The latest research team — which also included scientists from the University of Texas at Austin, University of Akron, Peking University and the Beijing Museum of Natural History — decided to use the same procedures to closely examine a fossil of Anchiornis huxleyi, recently described in Liaoning Province, People's Republic of China. The area has been a gold mine for paleontologists and, among other things, provided abundant evidence confirming a once-controversial theory that modern birds are descendants of theropod dinosaurs.
The Yale team and Julia Clarke, an associate professor of paleontology at the University of Texas at Austin's Jackson School of Geosciences, worked closely with Gao Keqin of Peking University and Li Quanguo and Meng Qingjin of the Beijing Museum of Natural History to select, sample and evaluate the anatomy and feathering of Anchiornis huxleyi, important in its own right as a new feathered dinosaur. The team's effort was funded by a special grant from the National Geographic Society and by the National Science Foundation.
The team closely examined 29 feather samples from the dinosaur and did an exhaustive measurement and location of melanosomes within the feathers. The team then did a statistical analysis of how those melanosomes compared to the types of melanosomes known to create particular colors in living birds, using data compiled by Matt Shawkey and colleagues at the University of Akron.
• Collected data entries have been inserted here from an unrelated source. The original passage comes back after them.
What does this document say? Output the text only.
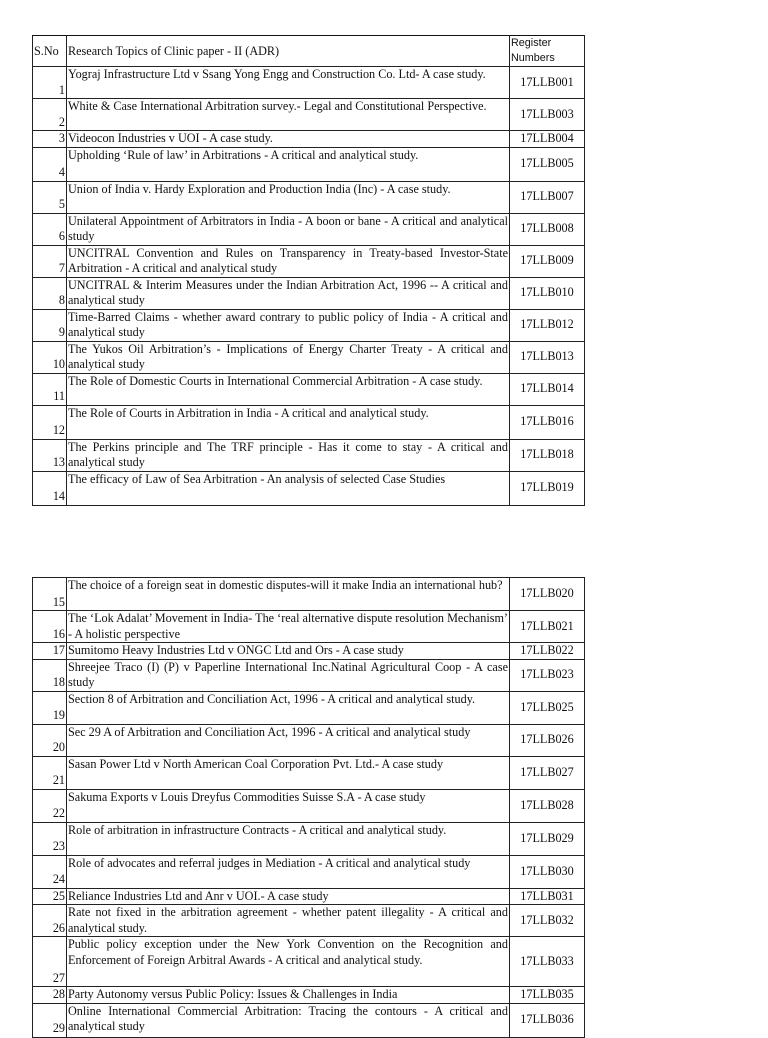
S.No	Research Topics of Clinic paper - II (ADR)	Register Numbers
1	Yograj Infrastructure Ltd v Ssang Yong Engg and Construction Co. Ltd- A case study.	17LLB001
2	White & Case International Arbitration survey.- Legal and Constitutional Perspective.	17LLB003
3	Videocon Industries v UOI - A case study.	17LLB004
4	Upholding ‘Rule of law’ in Arbitrations - A critical and analytical study.	17LLB005
5	Union of India v. Hardy Exploration and Production India (Inc) - A case study.	17LLB007
6	Unilateral Appointment of Arbitrators in India - A boon or bane - A critical and analytical study	17LLB008
7	UNCITRAL Convention and Rules on Transparency in Treaty-based Investor-State Arbitration - A critical and analytical study	17LLB009
8	UNCITRAL & Interim Measures under the Indian Arbitration Act, 1996 -- A critical and analytical study	17LLB010
9	Time-Barred Claims - whether award contrary to public policy of India - A critical and analytical study	17LLB012
10	The Yukos Oil Arbitration’s - Implications of Energy Charter Treaty - A critical and analytical study	17LLB013
11	The Role of Domestic Courts in International Commercial Arbitration - A case study.	17LLB014
12	The Role of Courts in Arbitration in India - A critical and analytical study.	17LLB016
13	The Perkins principle and The TRF principle - Has it come to stay - A critical and analytical study	17LLB018
14	The efficacy of Law of Sea Arbitration - An analysis of selected Case Studies	17LLB019
15	The choice of a foreign seat in domestic disputes-will it make India an international hub?	17LLB020
16	The ‘Lok Adalat’ Movement in India- The ‘real alternative dispute resolution Mechanism’ - A holistic perspective	17LLB021
17	Sumitomo Heavy Industries Ltd v ONGC Ltd and Ors - A case study	17LLB022
18	Shreejee Traco (I) (P) v Paperline International Inc.Natinal Agricultural Coop - A case study	17LLB023
19	Section 8 of Arbitration and Conciliation Act, 1996 - A critical and analytical study.	17LLB025
20	Sec 29 A of Arbitration and Conciliation Act, 1996 - A critical and analytical study	17LLB026
21	Sasan Power Ltd v North American Coal Corporation Pvt. Ltd.- A case study	17LLB027
22	Sakuma Exports v Louis Dreyfus Commodities Suisse S.A - A case study	17LLB028
23	Role of arbitration in infrastructure Contracts - A critical and analytical study.	17LLB029
24	Role of advocates and referral judges in Mediation - A critical and analytical study	17LLB030
25	Reliance Industries Ltd and Anr v UOI.- A case study	17LLB031
26	Rate not fixed in the arbitration agreement - whether patent illegality - A critical and analytical study.	17LLB032
27	Public policy exception under the New York Convention on the Recognition and Enforcement of Foreign Arbitral Awards - A critical and analytical study.	17LLB033
28	Party Autonomy versus Public Policy: Issues & Challenges in India	17LLB035
29	Online International Commercial Arbitration: Tracing the contours - A critical and analytical study	17LLB036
The analysis allowed scientists to discern with 90 percent certainty the colors of individual feathers and, therefore, the colorful patterns of an extinct animal.
The research adds significant weight to the idea that dinosaurs first evolved feathers not for flight but for some other purposes.
"This means a color-patterning function — for example, camouflage or display — must have had a key role in the early evolution of feathers in dinosaurs, and was just as important as evolving flight or improved aerodynamic function," Clarke said.
The new discoveries provide a wealth of insights into the compelling history of feather evolution in dinosaurs prior to the origin of modern birds. The study documents that color patterning within feathers and among feathers evolved earlier than previously believed. Further, these results indicate dinosaur feathers may have evolved for communication.